One Block Off the Grid was founded in June 2008 in San Francisco. It is a non-profit organization which seeks to increase solar power usage through the negotiation of volume discount contracts for installation of residential systems.

“We’re aiming to cause a tipping point in the adoption of residential solar,” Burton said.

Many of the One Block Off the Grid contracts have covered the Bay Area or the Los Angeles area.
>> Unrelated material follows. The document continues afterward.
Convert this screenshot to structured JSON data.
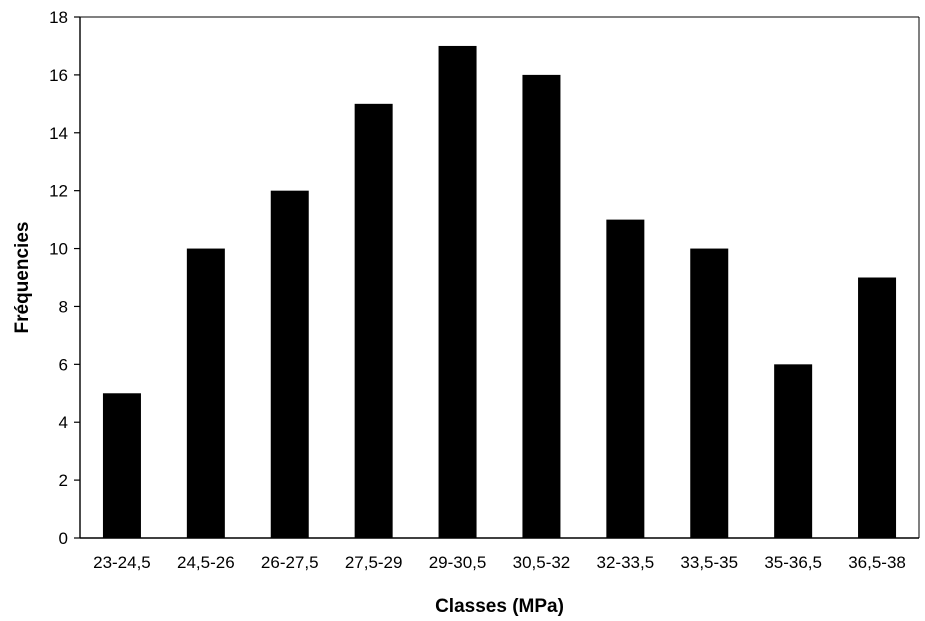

The first San Diego County area contract covered the period from May 2009 to August 2009 and resulted in more than 100 solar installations.

“It was definitely a successful campaign,” Burton said.

Because the process includes an evaluation of infrastructure feasibility and financing, not all interested homeowners eventually convert their homes to solar energy. Nearly 1,000 residents expressed some sort of interest in the initial campaign, which utilized HelioPower and groSolar for installation.

“We’re excited to get going again in San Diego,” Burton said. “We’re really excited specifically to get involved in the community.”

Satellite imagery of rooftops is one of the factors analyzed in the decision whether to install solar paneling. Monthly utility bills are also discussed during the free evaluation process.

“One Block Off the Grid isn’t only about price. It’s about value,” Gordon said.

One Block Off the Grid issues a request for proposals to the top ten installers in each area, narrows the selection to two finalists, and negotiates a discount. The pricing includes a base price with specific add-on options.

“The people have a better sense of what it is they’re getting into,” Burton said.

Gordon notes that solar panels are similar regardless of the installer.

“The difference is how it’s all put together,” he said.

HelioPower was founded in 2001 by Mo Russo, who lived in Fallbrook at the time and now lives in Oregon. Russo sold most of his interest in the company to investors in 2007, which is also when the company moved from Fallbrook to Murrieta.

The One Block Off the Grid contract for the San Diego area will cover the entirety of San Diego County and will also cover the I-15 corridor area in southern Riverside County between the county line and Lake Elsinore.

The San Diego area contract for 2009 helped HelioPower grow by 50 percent last year, and company sales have quadrupled since the 2007 transition. Although the One Block Off the Grid contract is for residential customers only, HelioPower also installs commercial systems.

Gordon noted that past contracts with One Block Off the Grid didn’t ensure the award of the current contract.

“Every one gets progressively harder to win,” he said. “One Block Off the Grid calls everybody from the last campaign and does surveys.”

If customers from the previous campaign are dissatisfied, the contractor is not invited to participate in subsequent campaigns. One Block Off the Grid has utilized a total of eight solar installers during its campaigns; approximately 1,300 companies throughout the state install solar energy panels.

Gordon, who lives in Ontario, notes that the installation of solar energy panels in his own home will have a payback period of seven to eight years. The payback period differs for each home. Gordon also noted that factors such as shadows, roof support, and electrical capacity may make a home unsuitable for installation of rooftop solar panels.